Would the deal undermine our foreign policy?
A common grouse is that the deal will enslave India to the diktat of the US foreign policy. No, the 123 Agreement is strictly regarding conditions accepted by both the countries to resume nuclear commerce while recognising that India has nuclear weapons and might continue to make them just as the US does.
It also does not pressure India to sign the NPT (Non-Proliferation Treaty). The Hyde Act – an Act passed by the US Congress and not an agreement between India and the US – has sections that hope to bring alignment in the foreign policy of both the countries.
Thus, any strategic or political alignment between India and the US is a separate issue and is not part of the 123 Agreement, which is in the nature of lifting technology embargo.
At the same time since India has big power ambitions it will have to take coordinated actions with other big powers on various international issues. In other words, it will move from being an agitator to a manager. Just as China has done.
How far are valid the fears that India will lose the right to conduct another nuclear test if it signs the deal?
First of all nobody gives anybody the right to conduct a nuclear test. If India still tested in 1974 and 1998 the same were based on its own sovereign decisions and threat perceptions.

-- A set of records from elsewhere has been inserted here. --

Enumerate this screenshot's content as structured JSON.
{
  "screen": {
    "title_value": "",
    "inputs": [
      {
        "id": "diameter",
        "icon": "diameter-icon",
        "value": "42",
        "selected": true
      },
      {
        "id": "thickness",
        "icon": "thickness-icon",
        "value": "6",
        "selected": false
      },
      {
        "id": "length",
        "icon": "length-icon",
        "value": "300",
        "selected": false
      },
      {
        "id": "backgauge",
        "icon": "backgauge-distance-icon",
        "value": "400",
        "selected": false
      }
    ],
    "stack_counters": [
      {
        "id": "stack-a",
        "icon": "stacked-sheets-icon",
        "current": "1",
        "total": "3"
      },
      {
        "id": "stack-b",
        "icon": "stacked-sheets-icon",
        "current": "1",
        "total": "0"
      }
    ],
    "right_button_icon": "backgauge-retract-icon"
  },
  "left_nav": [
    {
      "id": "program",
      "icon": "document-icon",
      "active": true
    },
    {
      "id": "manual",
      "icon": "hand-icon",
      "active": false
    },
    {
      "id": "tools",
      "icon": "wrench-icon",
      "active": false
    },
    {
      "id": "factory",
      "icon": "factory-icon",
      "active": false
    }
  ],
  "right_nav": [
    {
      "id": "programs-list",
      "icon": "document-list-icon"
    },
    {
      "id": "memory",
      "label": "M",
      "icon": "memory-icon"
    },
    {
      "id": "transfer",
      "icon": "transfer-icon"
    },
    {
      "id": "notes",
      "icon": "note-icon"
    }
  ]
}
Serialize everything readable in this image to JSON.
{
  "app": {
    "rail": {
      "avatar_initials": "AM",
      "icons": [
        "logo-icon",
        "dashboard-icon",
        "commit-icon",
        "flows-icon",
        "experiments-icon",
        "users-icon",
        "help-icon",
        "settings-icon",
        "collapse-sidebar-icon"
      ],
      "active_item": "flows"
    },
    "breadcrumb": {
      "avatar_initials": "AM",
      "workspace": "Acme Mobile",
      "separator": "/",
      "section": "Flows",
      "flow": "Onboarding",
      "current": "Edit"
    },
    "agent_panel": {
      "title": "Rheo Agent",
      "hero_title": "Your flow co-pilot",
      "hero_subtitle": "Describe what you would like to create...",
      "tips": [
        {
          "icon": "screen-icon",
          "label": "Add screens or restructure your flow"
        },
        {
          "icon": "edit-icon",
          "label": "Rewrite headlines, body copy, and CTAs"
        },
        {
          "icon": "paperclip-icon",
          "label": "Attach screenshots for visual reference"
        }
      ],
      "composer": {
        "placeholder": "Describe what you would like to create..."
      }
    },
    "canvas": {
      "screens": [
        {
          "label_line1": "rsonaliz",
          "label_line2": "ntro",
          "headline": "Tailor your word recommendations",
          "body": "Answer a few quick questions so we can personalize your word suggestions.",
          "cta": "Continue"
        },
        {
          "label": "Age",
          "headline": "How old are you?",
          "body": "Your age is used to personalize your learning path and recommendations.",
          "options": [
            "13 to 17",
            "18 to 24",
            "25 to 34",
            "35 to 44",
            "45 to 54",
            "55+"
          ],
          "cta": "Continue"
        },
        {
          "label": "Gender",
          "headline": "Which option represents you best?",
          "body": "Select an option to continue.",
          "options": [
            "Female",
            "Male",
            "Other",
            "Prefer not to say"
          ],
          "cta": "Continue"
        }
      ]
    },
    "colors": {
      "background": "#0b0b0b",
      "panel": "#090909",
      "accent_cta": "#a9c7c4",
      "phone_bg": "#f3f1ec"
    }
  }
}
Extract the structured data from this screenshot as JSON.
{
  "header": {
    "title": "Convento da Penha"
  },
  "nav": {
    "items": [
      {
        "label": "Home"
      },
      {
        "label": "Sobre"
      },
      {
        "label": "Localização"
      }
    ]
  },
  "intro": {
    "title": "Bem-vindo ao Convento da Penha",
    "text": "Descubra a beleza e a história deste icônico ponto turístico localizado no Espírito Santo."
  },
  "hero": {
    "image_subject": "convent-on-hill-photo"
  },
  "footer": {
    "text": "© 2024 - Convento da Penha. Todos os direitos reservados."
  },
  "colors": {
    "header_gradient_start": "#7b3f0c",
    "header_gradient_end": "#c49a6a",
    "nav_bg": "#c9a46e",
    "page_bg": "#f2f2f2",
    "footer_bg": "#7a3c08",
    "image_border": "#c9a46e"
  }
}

However, in both the cases, India was isolated, and almost all countries put various kinds of restrictions on high technology trade with India. It hurt India’s economic and technological development but it was a calculated risk. If India wants to test at some later date, it will once again have to take a calculated risk.
There’s a myth about risk, you said?
That’s right. “Why are we risking so much for a 3-7 per cent of our power production?” demand the sceptics. First, in an energy-starved country every percentage point, counts. Second, 3-7 per cent is the projection based on current investment plans by the Government.
We could also go the French way, who generate close to 80 per cent of their power using nuclear technology; or the Chinese, who have already started an aggressive nuclear power programme.
That makes it ten myths. What’s the last?
That India’s civilian programme has always been a cover for the weapons programme and has not produced many results.
This, an uncharitable and sweeping comment, totally ignores the achievements of our scientists and engineers under extremely hostile international conditions.
India is perhaps the only country that started both nuclear and space programmes for peaceful purposes; achieved considerable expertise; and then started its weapons and missiles programme.
For example, the Atomic Energy Commission was set up in the late forties, soon after Independence, whereas the military programme started much later, in 1970-71.
India has always been held in very high regard in the International Atomic Energy Agency and it has chaired the board as well.
There is every possibility that India will start exporting research and power reactors in the 220-500-700 MW range, fuel bundles and other accessories as well as services to operate and maintain reactors.
For example, the Rajasthan reactor’s entire core was redone at a fraction of what it cost Canada and South Korea. Similarly, India has accumulated tremendous expertise in using nuclear technology for plant breeding and medicine.